アマミチューの墓と同様に、毎年年頭には、多くの島民が参加し、豊穣・無病息災・子孫繁栄を祈願します。また子宝祈願の霊場として知られ、沖縄各地から多くの人たちが祈願に訪れます。
【9】古宇利島/沖縄本島北部
離島でありながら、古宇利大橋を渡って沖縄本島から車で気軽に行くことができる古宇利島。沖縄人の祖先である琉球人が誕生した場所と言われており、古くからこの島に伝わるのが沖縄版「アダムとイヴ」の伝承です。
そんな伝説が残っているほか、古宇利島が恋人の聖地と呼ばれる理由がもう一つあります。それは、ティーヌ浜にある、通称「ハート岩」や「ハートロック」と呼ばれているハート形の岩です。人気アイドルグループ「嵐」のCMのロケ地として使われたことから一気に脚光を浴び、カップルに人気の恋愛のパワースポットにもなっています。
この「ハートロック」は、昔からある岩の付け根が、何千年もの歳月をかけて波に浸食されてハートの形になったと言われています。とても美しいビーチですが、ビーチに下りるまでの道が険しいので注意が必要です。
【10】大石林山/沖縄本島北部
沖縄では古来より聖地とされてきた「大石林山」。本島の最北端にあり日本では唯一の熱帯カルスト地形で、2億5千万年前の石灰岩が長い歳月をかけて雨水などにより侵食されてできた地形です。また大石林山は、島建ての神・アマミキヨが降り立って、最初の聖地「安須杜(アシムイ)」を創った場所とされています。
現在は、パワースポットである巨岩・奇岩や亜熱帯の森を散策できる2つのコースがあり、潜り抜けると生まれ変わるとされる「生まれ変わりの石」や、パワーが集中しているとされる「悟空岩」などを見学することができます。
【11】宮古島/離島
大小8つの島からなる宮古諸島の中心となる島。この宮古諸島には900近い御嶽が存在すると言われており、宮古島も島全体がパワースポットとも言われているほど。
数ある御嶽の中でも平良港近くの「漲水御嶽(はりみずうたき)」は、宮古島創世の神話の舞台となった御嶽として知られており、宮古島最高の霊場とされています。いまなお島民には神聖な信仰の場所となっています。
【12】大神島/離島
宮古島の北4kmに位置する「大神島」は、島民25名(2017年1月1日時点)、面積0.24kmの小さな島ですが、沖縄県の中でも屈指のパワースポットと呼ばれています。「神が宿る島」とも言われており、島の集落以外の大部分は聖域とされ島民以外(場所によっては島民も)立ち入ることが許されていない神秘の島です。

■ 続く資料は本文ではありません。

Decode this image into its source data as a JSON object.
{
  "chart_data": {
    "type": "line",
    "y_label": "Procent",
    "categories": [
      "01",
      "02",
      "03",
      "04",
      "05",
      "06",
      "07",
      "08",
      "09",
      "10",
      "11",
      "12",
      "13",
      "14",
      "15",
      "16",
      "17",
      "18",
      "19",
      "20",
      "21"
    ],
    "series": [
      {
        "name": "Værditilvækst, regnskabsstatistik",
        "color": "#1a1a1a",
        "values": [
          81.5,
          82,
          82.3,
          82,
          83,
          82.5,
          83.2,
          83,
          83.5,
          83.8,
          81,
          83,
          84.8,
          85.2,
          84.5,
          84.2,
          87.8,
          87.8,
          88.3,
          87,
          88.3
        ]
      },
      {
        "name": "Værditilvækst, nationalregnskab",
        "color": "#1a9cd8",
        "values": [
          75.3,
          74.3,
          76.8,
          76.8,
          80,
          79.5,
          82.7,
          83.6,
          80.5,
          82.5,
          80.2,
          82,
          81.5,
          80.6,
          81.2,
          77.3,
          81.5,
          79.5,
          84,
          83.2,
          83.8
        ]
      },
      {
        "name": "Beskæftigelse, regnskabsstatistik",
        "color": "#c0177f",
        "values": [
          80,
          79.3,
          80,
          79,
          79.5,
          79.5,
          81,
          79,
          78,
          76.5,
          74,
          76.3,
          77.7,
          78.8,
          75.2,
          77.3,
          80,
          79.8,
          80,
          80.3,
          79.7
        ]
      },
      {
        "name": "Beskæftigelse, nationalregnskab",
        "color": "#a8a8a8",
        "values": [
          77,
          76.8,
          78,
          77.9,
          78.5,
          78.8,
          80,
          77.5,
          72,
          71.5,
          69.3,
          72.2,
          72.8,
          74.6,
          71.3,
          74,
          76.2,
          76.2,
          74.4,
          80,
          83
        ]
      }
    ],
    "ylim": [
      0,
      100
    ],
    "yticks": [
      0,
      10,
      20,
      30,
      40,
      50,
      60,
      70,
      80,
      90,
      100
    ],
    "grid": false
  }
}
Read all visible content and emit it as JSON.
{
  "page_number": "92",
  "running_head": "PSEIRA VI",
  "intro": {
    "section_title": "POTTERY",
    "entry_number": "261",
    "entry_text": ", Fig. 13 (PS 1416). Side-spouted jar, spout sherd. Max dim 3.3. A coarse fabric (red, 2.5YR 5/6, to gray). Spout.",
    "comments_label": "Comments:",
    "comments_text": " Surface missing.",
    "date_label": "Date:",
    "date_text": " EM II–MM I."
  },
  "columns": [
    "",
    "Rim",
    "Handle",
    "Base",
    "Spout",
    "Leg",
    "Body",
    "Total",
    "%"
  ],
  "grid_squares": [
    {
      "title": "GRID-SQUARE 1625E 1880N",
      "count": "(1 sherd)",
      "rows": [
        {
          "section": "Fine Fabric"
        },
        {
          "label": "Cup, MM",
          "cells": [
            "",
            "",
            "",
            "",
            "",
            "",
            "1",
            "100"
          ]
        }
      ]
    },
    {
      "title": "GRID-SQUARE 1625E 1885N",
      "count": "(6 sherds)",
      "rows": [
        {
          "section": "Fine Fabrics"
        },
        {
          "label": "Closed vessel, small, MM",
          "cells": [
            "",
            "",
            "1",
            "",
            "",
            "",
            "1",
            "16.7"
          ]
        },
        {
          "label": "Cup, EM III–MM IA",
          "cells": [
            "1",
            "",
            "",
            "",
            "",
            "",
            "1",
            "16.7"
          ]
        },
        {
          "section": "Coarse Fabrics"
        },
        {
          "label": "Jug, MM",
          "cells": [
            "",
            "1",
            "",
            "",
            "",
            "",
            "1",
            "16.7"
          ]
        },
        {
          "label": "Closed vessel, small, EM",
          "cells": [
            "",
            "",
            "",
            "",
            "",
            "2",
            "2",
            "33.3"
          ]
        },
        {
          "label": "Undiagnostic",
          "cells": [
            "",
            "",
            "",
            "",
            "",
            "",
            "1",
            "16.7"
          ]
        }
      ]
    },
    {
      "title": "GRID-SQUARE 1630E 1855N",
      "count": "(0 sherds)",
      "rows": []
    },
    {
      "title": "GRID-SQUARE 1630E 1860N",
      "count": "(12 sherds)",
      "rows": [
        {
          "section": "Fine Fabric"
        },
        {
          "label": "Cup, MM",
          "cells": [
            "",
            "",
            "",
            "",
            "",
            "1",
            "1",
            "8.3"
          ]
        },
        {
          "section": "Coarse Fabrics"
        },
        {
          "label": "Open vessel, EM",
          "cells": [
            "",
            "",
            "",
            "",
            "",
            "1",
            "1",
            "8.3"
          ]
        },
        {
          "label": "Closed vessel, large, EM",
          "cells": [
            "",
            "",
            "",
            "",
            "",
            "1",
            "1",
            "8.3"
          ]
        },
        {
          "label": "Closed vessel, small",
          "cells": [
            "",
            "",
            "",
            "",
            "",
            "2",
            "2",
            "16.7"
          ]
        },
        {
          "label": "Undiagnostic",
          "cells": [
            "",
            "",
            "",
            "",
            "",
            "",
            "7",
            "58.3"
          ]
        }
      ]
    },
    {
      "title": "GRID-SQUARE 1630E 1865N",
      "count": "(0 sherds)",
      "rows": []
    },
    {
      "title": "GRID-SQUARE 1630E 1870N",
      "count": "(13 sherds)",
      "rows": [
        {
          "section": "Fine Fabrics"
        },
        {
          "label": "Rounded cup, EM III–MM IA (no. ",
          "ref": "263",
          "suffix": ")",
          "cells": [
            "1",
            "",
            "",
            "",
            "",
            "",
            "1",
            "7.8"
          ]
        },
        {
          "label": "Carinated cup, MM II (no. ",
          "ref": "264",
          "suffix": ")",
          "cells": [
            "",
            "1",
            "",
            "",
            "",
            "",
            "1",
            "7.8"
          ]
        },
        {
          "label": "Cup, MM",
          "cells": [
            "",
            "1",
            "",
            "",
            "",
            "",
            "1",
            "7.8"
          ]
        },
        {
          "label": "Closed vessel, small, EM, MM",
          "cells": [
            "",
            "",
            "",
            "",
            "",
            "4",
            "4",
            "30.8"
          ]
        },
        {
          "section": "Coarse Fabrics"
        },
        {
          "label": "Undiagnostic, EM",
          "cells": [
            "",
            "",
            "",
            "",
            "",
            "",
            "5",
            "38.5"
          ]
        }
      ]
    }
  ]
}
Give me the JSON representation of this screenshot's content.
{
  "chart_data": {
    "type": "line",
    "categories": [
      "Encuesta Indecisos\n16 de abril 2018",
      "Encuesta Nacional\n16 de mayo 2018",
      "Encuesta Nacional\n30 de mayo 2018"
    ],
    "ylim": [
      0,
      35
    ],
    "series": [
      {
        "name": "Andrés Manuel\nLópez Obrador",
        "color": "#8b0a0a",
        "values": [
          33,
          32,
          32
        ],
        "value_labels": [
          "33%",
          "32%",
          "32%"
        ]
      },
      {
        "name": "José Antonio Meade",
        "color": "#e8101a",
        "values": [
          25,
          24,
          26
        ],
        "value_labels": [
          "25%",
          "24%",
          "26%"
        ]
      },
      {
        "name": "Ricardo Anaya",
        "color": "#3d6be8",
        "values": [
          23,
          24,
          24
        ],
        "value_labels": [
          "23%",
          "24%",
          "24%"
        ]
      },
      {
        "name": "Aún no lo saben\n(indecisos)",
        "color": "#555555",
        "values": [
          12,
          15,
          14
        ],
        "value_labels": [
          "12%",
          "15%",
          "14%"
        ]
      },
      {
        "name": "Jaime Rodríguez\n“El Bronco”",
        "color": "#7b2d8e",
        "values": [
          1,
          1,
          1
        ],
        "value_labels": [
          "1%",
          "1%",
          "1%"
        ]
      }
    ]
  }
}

大きな観光スポットなどはありませんが、綺麗な海が広がりゆっくりとした島時間が過ごせます。島全体が神聖な場所ですので、むやみに道路から外れて入り込まない等、きちんと島ルールを守って満喫しましょう!
また大神島の港には、料金箱が設置されていますので、入島料金(島の清掃費などのため)を納めてから島に入るようにしてください。